European Journal of Epidemiology | 2001
A. Wilson; J. Evans; Henrik Chart; T. Cheasty; J.G. Wheeler; D.S. Tompkins; H.R. Smith
Strains of Escherichia coli, hybridising with a DNA probe for enteroaggregative E. coli (EAggEC), were isolated from patients with infectious intestinal disease (IID) or gastro-enteritis, and healthy controls during the study of IID in England. Of 3506 cases presenting with an IID, 160 (4.6%) had faecal EAgg-EC as compared with 46 (1.7%) of 2772 healthy controls, 53% of EAggEC isolated from each of the ‘case’ and the ‘control’ groups adhered in a ‘stacked-brick’ formation.
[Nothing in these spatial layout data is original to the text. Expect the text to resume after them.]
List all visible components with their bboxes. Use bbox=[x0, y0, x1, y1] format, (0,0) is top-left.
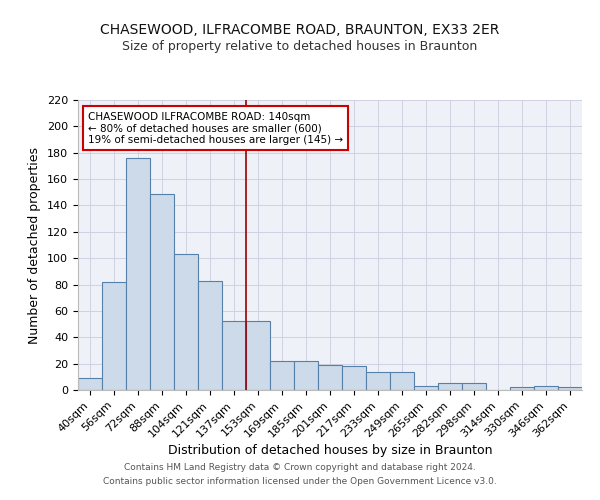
Y-axis label: Number of detached properties: Number of detached properties bbox=[28, 146, 41, 344]
Bar bbox=[342, 366, 366, 390]
X-axis label: Distribution of detached houses by size in Braunton: Distribution of detached houses by size … bbox=[168, 444, 492, 458]
Bar bbox=[126, 158, 150, 390]
Bar bbox=[390, 372, 414, 390]
Bar bbox=[318, 365, 342, 390]
Bar bbox=[414, 386, 438, 390]
Bar bbox=[534, 386, 558, 390]
Bar bbox=[558, 388, 582, 390]
Bar bbox=[102, 282, 126, 390]
Bar bbox=[294, 361, 318, 390]
Bar bbox=[246, 322, 270, 390]
Bar bbox=[198, 280, 222, 390]
Bar bbox=[222, 322, 246, 390]
Bar bbox=[462, 384, 486, 390]
Bar bbox=[366, 372, 390, 390]
Bar bbox=[270, 361, 294, 390]
Bar bbox=[78, 378, 102, 390]
Bar bbox=[150, 194, 174, 390]
Text: CHASEWOOD ILFRACOMBE ROAD: 140sqm
← 80% of detached houses are smaller (600)
19%: CHASEWOOD ILFRACOMBE ROAD: 140sqm ← 80% … bbox=[88, 112, 343, 145]
Bar bbox=[174, 254, 198, 390]
Text: Contains HM Land Registry data © Crown copyright and database right 2024.: Contains HM Land Registry data © Crown c… bbox=[124, 462, 476, 471]
Text: CHASEWOOD, ILFRACOMBE ROAD, BRAUNTON, EX33 2ER: CHASEWOOD, ILFRACOMBE ROAD, BRAUNTON, EX… bbox=[100, 22, 500, 36]
Bar bbox=[510, 388, 534, 390]
Text: Contains public sector information licensed under the Open Government Licence v3: Contains public sector information licen… bbox=[103, 478, 497, 486]
Bar bbox=[438, 384, 462, 390]
Text: Size of property relative to detached houses in Braunton: Size of property relative to detached ho… bbox=[122, 40, 478, 53]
Strains from cases and controls belonged to over 39 and 14 different serogroups respectively, and approximately half of the strains isolated did not react with antisera in the current somatic antigen serotyping scheme. Forty-nine cases with EAggEC (31%) had a known history of foreign travel. Over 50% of strains isolated from cases and controls were resistant to one or more of eight antimicrobials, and antimicrobial resistance was not statistically significantly more common among cases with a known history of foreign travel (p = 0.57). These data form part of the largest investigation carried out on these organisms in the UK to date and provide the most comprehensive analysis of strains of EAggEC isolated from the general population of England.